Last Tuesday morning, Catardo Gómez stepped from the United States into Mexico, looked around briefly in confusion, and was immediately swarmed by microphones and cameras.

He’d made history simply by walking onto the other side of El Chaparral, a pedestrian border crossing connecting San Diego with Tijuana. Gómez was the first migrant sent back under a new Trump administration program, called the Migrant Protection Protocol, which requires asylum seekers to wait out their cases in Mexico instead of the U.S.

“I’m going straight to the place where I’m staying,” Gómez told the scrum of reporters before being hustled into a van by Mexican immigration agents. “I’m tired.”

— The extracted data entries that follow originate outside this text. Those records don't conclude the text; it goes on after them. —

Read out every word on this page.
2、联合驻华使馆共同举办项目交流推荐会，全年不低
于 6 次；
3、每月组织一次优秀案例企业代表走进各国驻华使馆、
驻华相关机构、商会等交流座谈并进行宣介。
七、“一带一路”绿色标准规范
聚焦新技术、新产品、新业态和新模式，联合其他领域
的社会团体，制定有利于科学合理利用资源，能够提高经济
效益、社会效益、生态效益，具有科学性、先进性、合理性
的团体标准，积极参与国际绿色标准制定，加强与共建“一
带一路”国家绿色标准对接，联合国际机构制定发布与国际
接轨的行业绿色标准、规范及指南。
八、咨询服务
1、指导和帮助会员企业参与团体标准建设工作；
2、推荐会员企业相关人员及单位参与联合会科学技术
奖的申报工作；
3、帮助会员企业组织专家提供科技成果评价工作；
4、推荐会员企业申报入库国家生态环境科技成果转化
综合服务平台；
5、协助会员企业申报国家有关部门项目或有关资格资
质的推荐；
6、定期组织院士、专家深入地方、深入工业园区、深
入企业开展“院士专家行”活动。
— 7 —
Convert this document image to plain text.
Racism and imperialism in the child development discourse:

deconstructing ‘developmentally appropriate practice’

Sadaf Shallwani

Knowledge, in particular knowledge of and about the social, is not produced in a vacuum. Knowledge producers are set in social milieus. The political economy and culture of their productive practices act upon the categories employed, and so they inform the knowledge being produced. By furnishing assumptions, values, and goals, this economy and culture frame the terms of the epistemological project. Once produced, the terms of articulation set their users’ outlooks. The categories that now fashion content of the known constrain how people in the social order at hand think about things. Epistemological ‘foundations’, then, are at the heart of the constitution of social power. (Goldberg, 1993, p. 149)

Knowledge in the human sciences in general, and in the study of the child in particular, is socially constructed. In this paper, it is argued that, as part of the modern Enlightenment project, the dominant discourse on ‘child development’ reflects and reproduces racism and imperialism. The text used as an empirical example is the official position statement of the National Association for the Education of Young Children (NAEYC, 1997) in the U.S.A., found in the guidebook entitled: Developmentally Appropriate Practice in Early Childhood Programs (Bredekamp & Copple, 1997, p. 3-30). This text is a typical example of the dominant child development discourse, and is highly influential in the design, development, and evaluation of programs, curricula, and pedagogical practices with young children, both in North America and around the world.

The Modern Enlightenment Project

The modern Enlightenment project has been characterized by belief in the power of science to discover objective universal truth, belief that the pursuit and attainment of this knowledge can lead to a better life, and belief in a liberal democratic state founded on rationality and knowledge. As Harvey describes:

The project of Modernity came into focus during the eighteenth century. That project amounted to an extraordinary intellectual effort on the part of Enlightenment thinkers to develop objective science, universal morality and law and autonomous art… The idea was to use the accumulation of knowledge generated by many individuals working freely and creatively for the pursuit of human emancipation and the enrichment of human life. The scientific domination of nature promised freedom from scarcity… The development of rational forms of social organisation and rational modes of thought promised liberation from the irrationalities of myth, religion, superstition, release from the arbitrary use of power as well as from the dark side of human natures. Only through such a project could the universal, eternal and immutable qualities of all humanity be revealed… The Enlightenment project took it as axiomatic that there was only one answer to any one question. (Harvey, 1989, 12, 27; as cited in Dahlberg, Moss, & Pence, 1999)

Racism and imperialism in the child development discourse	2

Soon, more migrants from Central America like Gómez will be forced to make the trek back over the border as they wait for their asylum cases, which the US is required by domestic and international law to hear in full before it deports asylum seekers back to their home countries. If the program is fully implemented, the implications could be massive.

Most asylum seekers who enter the U.S. through the southern border, either by presenting themselves at a port of entry or crossing illegally and surrendering to Border Patrol agents, wait in the United States while their asylum cases proceed through the severely backlogged immigration court system, which can take months or years.

But now, a growing number will be forced to wait out the process in Mexican border cities, which are often beset by the same problems of violence and poverty that migrants fled in the first place. Some are likely to give up and return home as a result, and both supporters and critics of the program say such a deterrent effect is part of its design.